– Кто?
– Та, ради которой я буду готов жизнь отдать. Тогда что? В общем, прошу, не задевайте мою личную жизнь. И не пытайтесь в ней разобраться. Я сам не могу в себе разобраться, куда уж другим?
– Сложный ты человек, Саша, не по годам сложный! Тебе двадцать пять?
– Да!
– Вот! Всего двадцать пять. А пережитое на все сорок потянет!
– Ну и черт с ним! На этот раз разрешите идти?
– На этот раз иди! И пока о ближайших изменениях в службе не распространяйся. О командировке тоже!
– Учту!
Тимохин, наконец, покинул кабинет командира части. Но не штаб, где в дежурке его ждал Шестаков. Лейтенант спросил:
– Ну как, Саня? Видно, по-серьезному тебя дрючил комбат, долго заседали. Чем все закончилось?

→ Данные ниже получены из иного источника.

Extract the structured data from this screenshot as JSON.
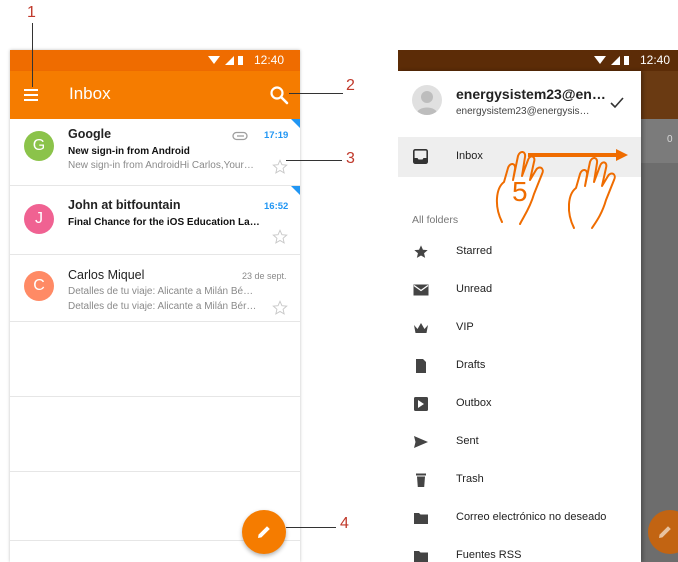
{
  "annotations": {
    "n1": "1",
    "n2": "2",
    "n3": "3",
    "n4": "4"
  },
  "left_phone": {
    "status_time": "12:40",
    "title": "Inbox",
    "emails": [
      {
        "initial": "G",
        "avatar_color": "#8bc34a",
        "sender": "Google",
        "time": "17:19",
        "subject": "New sign-in from Android",
        "preview": "New sign-in from AndroidHi Carlos,Your…",
        "unread": true,
        "has_attachment": true
      },
      {
        "initial": "J",
        "avatar_color": "#f06292",
        "sender": "John at bitfountain",
        "time": "16:52",
        "subject": "Final Chance for the iOS Education La…",
        "preview": "",
        "unread": true,
        "has_attachment": false
      },
      {
        "initial": "C",
        "avatar_color": "#ff8a65",
        "sender": "Carlos Miquel",
        "time": "23 de sept.",
        "subject": "Detalles de tu viaje: Alicante a Milán Bé…",
        "preview": "Detalles de tu viaje: Alicante a Milán Bér…",
        "unread": false,
        "has_attachment": false
      }
    ],
    "fab_icon": "pencil-icon"
  },
  "right_phone": {
    "status_time": "12:40",
    "account_name": "energysistem23@en…",
    "account_email": "energysistem23@energysis…",
    "inbox_label": "Inbox",
    "all_folders_label": "All folders",
    "folders": [
      {
        "label": "Starred",
        "icon": "star-icon"
      },
      {
        "label": "Unread",
        "icon": "envelope-icon"
      },
      {
        "label": "VIP",
        "icon": "crown-icon"
      },
      {
        "label": "Drafts",
        "icon": "draft-icon"
      },
      {
        "label": "Outbox",
        "icon": "outbox-icon"
      },
      {
        "label": "Sent",
        "icon": "send-icon"
      },
      {
        "label": "Trash",
        "icon": "trash-icon"
      },
      {
        "label": "Correo electrónico no deseado",
        "icon": "folder-icon"
      },
      {
        "label": "Fuentes RSS",
        "icon": "folder-icon"
      }
    ],
    "behind_tab": "0",
    "gesture_step": "5"
  },
  "colors": {
    "accent": "#f57c00",
    "unread_time": "#2196f3",
    "annotation": "#c0392b"
  }
}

– Ничем. Готовься к смене и развод строй вовремя. Подготовленный, чтобы вовремя смениться.
– Так ты заступаешь в наряд?
– Заступаю!
Шестаков вздохнул:
– Разочаровал ты меня! Думал, до конца пойдешь!
– Думал и передумал.
– Вот теперь урод Гломов доволен будет. Самого Тимохина обломал.
– Запомни, Вадик, кишка тонка у начальника штаба обломать старшего лейтенанта Тимохина. Это же и другим передай, кто рот откроет.
– Да кому у нас рот-то против начальства открывать? Кроме нас с тобой.
– Тем лучше. А в наряд я заступаю исключительно потому, что такое решение принял комбат, которого я уважаю. Не начальник штаба, а комбат, запомнил?